Dlamini’s SEAmester experience in 2018 made it possible to participate in a research cruise to Marion Island and to join this year’s SEAmester trip as a researcher.

This is exactly the spirit that Professor Isabelle Ansorge, head of the Department of Oceanography at the University of Cape Town, intends to create by SEAmester.

Ansorge said of the program: “Science has to be cool, it has to be engaging, it has to be interactive. This is how we excite the next generation of scientists. “

Ansorge founded the program in 2016 to help more students access South Africa’s world-class research vessel and get a taste for research at sea.

“The SA Agulhas II is a national facility, but if you have no connection to the Antarctic research program, you traditionally do not have access to the ship,” Ansorge said.

SEAmester, now in its fourth year with funding from the Department of Science and Technology and support from the Department of Environmental Affairs, has enabled many students to become involved in marine research at sea. This year, 41 university students and institutions from across South Africa secured their places on the trip through a competitive application process. For many students, SEAmester will be their first experience at sea.

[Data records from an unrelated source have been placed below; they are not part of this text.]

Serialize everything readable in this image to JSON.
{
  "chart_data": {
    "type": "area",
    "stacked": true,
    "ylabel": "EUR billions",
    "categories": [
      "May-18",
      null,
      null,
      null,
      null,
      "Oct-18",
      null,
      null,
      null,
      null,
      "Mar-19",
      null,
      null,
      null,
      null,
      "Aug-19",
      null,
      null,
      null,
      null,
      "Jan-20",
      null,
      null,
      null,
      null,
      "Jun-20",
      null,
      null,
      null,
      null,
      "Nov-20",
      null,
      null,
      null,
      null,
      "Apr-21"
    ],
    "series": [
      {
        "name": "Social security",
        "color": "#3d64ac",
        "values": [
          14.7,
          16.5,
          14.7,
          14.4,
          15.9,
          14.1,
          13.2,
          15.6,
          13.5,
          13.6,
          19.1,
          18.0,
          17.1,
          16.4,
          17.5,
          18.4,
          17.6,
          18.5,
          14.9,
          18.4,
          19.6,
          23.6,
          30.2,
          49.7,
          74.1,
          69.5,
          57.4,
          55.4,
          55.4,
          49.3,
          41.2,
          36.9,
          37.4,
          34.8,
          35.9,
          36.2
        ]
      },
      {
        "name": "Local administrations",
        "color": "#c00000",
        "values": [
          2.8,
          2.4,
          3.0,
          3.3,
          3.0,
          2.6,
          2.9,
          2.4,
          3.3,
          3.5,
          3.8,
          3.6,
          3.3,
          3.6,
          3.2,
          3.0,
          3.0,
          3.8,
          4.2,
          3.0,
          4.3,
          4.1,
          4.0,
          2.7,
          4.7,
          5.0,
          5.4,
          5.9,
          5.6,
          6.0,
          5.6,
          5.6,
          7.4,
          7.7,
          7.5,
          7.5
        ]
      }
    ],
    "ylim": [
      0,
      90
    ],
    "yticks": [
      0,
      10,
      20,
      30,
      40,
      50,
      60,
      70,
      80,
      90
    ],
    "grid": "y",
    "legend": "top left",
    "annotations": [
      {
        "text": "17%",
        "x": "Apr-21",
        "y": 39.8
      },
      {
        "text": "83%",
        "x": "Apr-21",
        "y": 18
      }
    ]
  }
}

“We are the first country to offer this kind of thing, open to all students,” Ansorge said. “It’s moving to see the students come together and go through their differences. We are all the same on board and even teachers and students can interact more freely [than on campus]. “

Frank Mohlele, a Honors student from the University of Johannesburg, enjoyed networking with the SEAmester speakers during the 2018 trip.

“When I applied, I wanted to find a potential master’s project. I’m more of a practical person, so the theory was difficult, but I enjoyed the practices. I have found a potential project that I can think of for the future, ”he said.

This year’s SEAmester program features 30 lecturers from universities and institutions including University of Cape Town, Wits University, Free State University, Nelson Mandela University, Stellenbosch University, University of KwaZulu-Natal, South African Weather Service, South African National Space Agency. , Department of the Environment, Department of Agriculture, Forestry and Fisheries and French Institute for Development Research.

Students choose between two areas of interest for their academic program on SEAmester:

The “tools of the trade” include many technical aspects of ocean measurement, weather forecasting, mapping and remote sensing.

“Oceans in a Changing Climate” focuses on the biology of the oceans, from the smallest microbes to the largest marine mammals, and how humans influence marine life.

A science team is also on board to measure ocean conditions and marine life along the Agulhas System Climate Array (ASCA) – an oceanographic project to record long-term observations of the Agulhas Current. The network stretches 200 km south-east of Hamburg, in the Eastern Cape, and consists of moorings and instruments designed to measure the volume of water displaced by the current, as well as the transport of heat and of salt in the southern Indian Ocean.

“The currents of the western border like the Agulhas current integrate winds over the entire basin, so they are very sensitive to climate change. This is why it is important to monitor the current of the Needles, ”said Dr. Neil Malan, lecturer in oceanography on the 2018 trip.

“The Needles Current also has a significant effect on rainfall and climate in South Africa.”

“Essa Harris, a student at the University of Cape Town, was a student at SEAmester in 2017 and returned as a researcher in 2018. Regarding the scientific work aboard the SA Agulhas II, Harris said:“ This has been incredibly difficult. Scientific work is continuous and the hours are ridiculous.

But, despite the hard work, Harris is grateful for his SEAmester experience which helped him find a supervisor and a postgraduate degree project in biogeochemistry.

“The field of oceanography was very large for me, and I didn’t know where to go. Doing real life science on SEAmester has helped me find my niche that I enjoy so much.